Figure 3: Absolute performance gain of CLIP-Adapter against hand-crafted prompts on different datasets.

Extensive ablation studies reveal that the optimal residual ratio, a critical hyperparameter of the model, varies with dataset characteristics. This adaptability is indicative of the model's ability to dynamically adjust its learning focus based on the semantic content of the data, enhancing its generalization across diverse visual tasks.

Visualization and Understanding of Feature Manifolds

Visual representations of feature manifolds, as explored in the paper through t-SNE visualizations, further substantiate the efficacy of CLIP-Adapter in learning distinct, well-separated feature spaces.

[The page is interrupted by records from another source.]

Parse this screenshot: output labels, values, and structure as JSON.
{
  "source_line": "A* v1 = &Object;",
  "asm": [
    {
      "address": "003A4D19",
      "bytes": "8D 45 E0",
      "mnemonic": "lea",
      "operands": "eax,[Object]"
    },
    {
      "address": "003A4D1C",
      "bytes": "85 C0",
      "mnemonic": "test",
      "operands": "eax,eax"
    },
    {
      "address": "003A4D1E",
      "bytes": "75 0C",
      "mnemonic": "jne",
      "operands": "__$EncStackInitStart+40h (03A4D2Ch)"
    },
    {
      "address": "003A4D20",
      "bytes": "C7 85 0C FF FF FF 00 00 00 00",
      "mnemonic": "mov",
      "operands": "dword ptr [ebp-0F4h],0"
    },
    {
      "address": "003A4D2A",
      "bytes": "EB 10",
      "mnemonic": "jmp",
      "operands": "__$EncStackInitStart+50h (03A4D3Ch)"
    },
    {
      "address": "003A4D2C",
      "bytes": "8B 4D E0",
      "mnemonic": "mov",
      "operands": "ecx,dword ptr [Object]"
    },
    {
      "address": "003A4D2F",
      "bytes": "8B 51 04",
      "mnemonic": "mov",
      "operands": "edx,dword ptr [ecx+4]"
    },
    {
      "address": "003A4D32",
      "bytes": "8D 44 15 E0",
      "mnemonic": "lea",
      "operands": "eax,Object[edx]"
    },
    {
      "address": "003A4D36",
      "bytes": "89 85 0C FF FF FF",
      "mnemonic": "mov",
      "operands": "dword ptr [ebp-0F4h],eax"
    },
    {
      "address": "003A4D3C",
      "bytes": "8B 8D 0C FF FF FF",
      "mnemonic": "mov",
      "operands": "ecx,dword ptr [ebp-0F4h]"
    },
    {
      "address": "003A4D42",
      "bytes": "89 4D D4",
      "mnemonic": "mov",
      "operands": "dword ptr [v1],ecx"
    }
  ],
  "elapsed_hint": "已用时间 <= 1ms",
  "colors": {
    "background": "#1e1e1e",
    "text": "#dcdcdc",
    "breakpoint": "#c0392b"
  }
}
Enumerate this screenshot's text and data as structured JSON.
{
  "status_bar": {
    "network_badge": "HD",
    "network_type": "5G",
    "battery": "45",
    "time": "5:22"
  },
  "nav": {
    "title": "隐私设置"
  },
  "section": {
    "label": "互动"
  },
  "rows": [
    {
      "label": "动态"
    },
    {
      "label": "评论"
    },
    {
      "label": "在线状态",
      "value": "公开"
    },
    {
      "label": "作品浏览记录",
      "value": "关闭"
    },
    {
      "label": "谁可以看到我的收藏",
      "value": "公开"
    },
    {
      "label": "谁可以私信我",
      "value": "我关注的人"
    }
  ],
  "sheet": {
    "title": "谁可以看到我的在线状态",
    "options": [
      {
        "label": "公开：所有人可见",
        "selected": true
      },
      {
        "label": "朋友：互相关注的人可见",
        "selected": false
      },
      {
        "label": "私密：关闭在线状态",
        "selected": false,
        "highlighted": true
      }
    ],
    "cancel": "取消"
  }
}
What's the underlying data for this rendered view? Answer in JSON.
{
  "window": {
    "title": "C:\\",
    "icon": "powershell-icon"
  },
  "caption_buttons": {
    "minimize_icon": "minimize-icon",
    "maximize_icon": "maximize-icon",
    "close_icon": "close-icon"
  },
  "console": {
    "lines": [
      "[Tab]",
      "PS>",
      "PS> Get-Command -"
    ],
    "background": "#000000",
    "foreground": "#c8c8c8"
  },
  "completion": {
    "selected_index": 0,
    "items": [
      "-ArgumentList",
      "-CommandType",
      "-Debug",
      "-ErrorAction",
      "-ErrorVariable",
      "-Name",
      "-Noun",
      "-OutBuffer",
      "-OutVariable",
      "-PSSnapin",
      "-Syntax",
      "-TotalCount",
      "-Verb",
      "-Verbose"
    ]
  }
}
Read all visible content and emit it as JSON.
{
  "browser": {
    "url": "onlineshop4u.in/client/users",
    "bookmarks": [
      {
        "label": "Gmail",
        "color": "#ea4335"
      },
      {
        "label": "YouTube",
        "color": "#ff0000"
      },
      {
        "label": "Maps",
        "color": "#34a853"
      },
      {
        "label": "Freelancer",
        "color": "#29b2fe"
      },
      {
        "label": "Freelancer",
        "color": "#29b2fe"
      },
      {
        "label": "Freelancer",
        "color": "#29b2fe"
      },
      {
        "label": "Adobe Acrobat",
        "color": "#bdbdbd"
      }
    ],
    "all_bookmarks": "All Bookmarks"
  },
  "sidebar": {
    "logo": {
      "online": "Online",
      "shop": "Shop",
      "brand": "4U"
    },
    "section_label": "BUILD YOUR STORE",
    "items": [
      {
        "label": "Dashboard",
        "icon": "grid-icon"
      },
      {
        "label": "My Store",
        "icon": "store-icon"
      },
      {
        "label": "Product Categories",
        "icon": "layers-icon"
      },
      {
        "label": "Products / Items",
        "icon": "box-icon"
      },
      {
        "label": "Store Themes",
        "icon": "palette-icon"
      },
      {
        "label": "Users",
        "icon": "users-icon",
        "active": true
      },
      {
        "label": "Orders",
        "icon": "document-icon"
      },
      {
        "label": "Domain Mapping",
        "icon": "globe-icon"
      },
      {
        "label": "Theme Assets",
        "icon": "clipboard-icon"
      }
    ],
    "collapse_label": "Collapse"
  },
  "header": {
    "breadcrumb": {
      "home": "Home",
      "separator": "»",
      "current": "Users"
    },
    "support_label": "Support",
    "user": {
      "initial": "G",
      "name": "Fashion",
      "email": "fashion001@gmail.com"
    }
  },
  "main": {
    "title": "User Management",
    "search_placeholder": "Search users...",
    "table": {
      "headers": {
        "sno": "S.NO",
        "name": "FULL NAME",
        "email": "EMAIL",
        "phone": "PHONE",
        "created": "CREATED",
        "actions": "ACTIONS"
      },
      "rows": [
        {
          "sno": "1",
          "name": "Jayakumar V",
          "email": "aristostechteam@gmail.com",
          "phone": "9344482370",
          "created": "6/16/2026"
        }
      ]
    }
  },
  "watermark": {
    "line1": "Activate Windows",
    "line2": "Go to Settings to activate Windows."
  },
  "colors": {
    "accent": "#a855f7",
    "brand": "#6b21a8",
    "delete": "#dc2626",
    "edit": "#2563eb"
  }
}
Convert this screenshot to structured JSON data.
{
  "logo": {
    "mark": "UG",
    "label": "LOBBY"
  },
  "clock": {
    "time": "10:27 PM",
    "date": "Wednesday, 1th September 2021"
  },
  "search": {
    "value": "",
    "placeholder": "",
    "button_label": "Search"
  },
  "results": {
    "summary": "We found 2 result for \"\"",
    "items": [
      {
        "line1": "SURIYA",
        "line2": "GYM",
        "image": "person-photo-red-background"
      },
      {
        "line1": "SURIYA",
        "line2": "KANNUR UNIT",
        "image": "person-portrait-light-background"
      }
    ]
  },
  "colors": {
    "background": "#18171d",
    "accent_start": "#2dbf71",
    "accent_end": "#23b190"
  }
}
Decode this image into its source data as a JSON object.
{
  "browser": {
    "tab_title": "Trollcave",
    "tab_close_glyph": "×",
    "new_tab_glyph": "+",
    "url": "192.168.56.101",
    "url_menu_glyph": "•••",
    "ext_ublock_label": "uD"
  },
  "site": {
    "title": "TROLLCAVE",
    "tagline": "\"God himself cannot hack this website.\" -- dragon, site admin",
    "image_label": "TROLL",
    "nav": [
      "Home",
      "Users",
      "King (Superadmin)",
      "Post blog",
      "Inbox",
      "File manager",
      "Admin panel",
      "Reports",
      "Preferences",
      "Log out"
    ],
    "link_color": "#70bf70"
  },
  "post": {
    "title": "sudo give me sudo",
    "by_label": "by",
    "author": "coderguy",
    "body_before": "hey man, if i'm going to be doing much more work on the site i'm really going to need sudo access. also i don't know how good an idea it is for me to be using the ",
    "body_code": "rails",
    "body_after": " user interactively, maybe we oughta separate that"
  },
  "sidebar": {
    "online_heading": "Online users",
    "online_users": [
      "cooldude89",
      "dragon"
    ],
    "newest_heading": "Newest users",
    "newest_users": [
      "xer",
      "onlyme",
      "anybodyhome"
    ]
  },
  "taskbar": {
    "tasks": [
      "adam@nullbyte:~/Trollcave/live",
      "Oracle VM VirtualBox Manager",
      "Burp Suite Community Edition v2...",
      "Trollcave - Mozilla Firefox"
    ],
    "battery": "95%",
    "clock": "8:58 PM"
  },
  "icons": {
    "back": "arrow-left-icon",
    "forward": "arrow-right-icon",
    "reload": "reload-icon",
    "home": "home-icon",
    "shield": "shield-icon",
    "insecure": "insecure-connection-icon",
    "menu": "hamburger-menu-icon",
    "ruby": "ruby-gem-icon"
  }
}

This is instrumental in differentiating between closely related visual categories, thereby enhancing model accuracy in complex classification tasks (Figure 4).

Figure 4: Visualization of different learned feature manifolds via t-SNE.

Conclusion

CLIP-Adapter represents a significant stride towards the advancement of vision-LLMs by shifting the focus from prompt tuning to adaptive feature learning. Its success can guide future research towards more versatile tuning methodologies that balance computational efficiency with model performance. The confluence of residual blending and selective feature transformation observed in CLIP-Adapter provides a roadmap for deploying adaptive models in varied AI applications, promising new frontiers in machine understanding of multimodal data. Future work may explore the integration of CLIP-Adapter with prompt tuning techniques to harness the full potential of pretrained vision-language backbones in scenarios demanding nuanced linguistic and visual understanding.